Abdingbarkeit der Verpflichtung zur steuerlichen Zusammenveranlagung ?

Der Antragsteller (AS) begehrte von seiner von ihm seit 2019 getrennt lebenden Ehefrau (Antragsgegnerin, AG) die Zustimmung zur steuerlichen Zusammenveranlagung. Das Familiengericht gab seinem Antrags nicht statt; die dagegen eingelegte Beschwerde des AS wurde vom Oberlandesgericht zurückgewiesen.
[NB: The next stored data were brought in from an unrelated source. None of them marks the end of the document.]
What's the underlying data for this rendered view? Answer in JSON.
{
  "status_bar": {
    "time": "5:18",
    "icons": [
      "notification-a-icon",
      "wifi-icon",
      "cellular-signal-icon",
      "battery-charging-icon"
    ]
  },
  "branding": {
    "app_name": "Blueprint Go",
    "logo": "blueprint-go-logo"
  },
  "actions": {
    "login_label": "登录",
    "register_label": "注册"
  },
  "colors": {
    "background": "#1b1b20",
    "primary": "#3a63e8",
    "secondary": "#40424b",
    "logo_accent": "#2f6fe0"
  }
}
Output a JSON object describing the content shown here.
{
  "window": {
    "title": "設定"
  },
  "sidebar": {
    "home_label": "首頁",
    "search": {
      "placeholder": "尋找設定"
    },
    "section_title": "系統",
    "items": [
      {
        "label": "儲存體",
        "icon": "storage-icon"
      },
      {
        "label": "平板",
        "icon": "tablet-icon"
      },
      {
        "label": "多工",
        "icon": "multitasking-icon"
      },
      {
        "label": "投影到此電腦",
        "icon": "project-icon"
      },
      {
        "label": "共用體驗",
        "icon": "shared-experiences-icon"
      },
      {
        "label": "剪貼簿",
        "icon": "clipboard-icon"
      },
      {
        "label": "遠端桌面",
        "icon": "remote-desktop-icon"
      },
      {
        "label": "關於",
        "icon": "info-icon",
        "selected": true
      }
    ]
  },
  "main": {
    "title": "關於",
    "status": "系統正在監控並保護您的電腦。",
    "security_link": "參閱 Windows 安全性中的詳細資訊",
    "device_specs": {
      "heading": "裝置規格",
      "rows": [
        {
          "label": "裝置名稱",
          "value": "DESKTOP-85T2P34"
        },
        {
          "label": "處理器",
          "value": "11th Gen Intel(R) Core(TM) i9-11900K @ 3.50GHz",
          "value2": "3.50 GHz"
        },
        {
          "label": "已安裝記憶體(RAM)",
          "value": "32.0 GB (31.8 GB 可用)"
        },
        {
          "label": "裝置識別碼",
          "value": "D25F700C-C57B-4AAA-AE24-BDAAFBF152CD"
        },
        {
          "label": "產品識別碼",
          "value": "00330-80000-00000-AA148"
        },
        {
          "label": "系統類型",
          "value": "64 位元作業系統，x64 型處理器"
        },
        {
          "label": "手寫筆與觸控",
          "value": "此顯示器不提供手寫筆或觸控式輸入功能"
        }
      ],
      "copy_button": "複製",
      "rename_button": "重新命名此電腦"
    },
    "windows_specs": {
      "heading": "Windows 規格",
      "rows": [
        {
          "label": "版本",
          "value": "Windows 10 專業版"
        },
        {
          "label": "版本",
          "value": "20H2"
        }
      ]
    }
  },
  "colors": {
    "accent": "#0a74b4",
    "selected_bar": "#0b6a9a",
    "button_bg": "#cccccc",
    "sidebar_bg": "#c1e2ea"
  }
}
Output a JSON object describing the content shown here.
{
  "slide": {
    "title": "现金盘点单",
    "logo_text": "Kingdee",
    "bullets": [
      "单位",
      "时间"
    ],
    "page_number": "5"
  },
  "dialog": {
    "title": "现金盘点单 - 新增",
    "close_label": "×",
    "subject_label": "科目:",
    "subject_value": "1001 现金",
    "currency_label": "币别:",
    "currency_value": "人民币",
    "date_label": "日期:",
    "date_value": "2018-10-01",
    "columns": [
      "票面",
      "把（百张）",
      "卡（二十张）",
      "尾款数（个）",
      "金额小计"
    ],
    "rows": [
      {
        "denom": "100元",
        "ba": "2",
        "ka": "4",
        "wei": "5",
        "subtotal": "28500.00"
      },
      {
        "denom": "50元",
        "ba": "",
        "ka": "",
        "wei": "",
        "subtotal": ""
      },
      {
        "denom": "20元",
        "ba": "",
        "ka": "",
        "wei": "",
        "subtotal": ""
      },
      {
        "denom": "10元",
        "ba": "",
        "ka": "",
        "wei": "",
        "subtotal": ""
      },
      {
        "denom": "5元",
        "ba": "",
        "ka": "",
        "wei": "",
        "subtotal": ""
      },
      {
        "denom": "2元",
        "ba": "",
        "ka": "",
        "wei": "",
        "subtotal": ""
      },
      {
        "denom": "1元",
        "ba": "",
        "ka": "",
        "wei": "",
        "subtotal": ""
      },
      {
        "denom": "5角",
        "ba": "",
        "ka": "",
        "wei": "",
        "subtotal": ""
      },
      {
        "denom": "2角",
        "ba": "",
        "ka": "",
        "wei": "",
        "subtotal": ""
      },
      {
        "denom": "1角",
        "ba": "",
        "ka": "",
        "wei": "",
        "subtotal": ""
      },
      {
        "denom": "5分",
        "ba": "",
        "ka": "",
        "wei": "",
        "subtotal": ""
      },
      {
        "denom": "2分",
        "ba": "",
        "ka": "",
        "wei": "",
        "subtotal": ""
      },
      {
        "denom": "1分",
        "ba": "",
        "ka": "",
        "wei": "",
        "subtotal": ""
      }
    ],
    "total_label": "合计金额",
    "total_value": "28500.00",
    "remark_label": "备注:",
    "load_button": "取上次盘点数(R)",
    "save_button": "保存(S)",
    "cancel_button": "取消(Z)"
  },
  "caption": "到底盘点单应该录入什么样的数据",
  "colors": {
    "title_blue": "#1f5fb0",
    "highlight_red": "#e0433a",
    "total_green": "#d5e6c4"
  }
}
Während des Zusammenlebens erledigte die AG die steuerlichen Belange der Eheleute. Nachdem die Eheleute vom Finanzamt zur Abgabe der Einkommenssteuererklärung für die Jahre 2013 bis 2019 aufgefordert wurden, wandte sich die AG an den AS und erbat von diesem die erforderlichen Unterlagen und wies den AS mehrfach darauf hin, dass eine gemeinsame steuerliche Veranlagung gegenüber einer Einzelveranlagung der Eheleute wirtschaftlich günstiger wäre. Zu dieser Zusammenveranlagung verweigerte der AS allerdings seine Zustimmung. Seit dem 17.12.2020 sind die im Rahmen der Einzelveranlagung gegenüber der AG ergangenen Steuerbescheide (mit Erstattungen von rund € 10.900,00) rechtskräftig. Die mit einer Nachzahlung von rund € 23.000,00 gegenüber dem AS ergangenen Steuerbescheide waren noch nichts bestandkräftig.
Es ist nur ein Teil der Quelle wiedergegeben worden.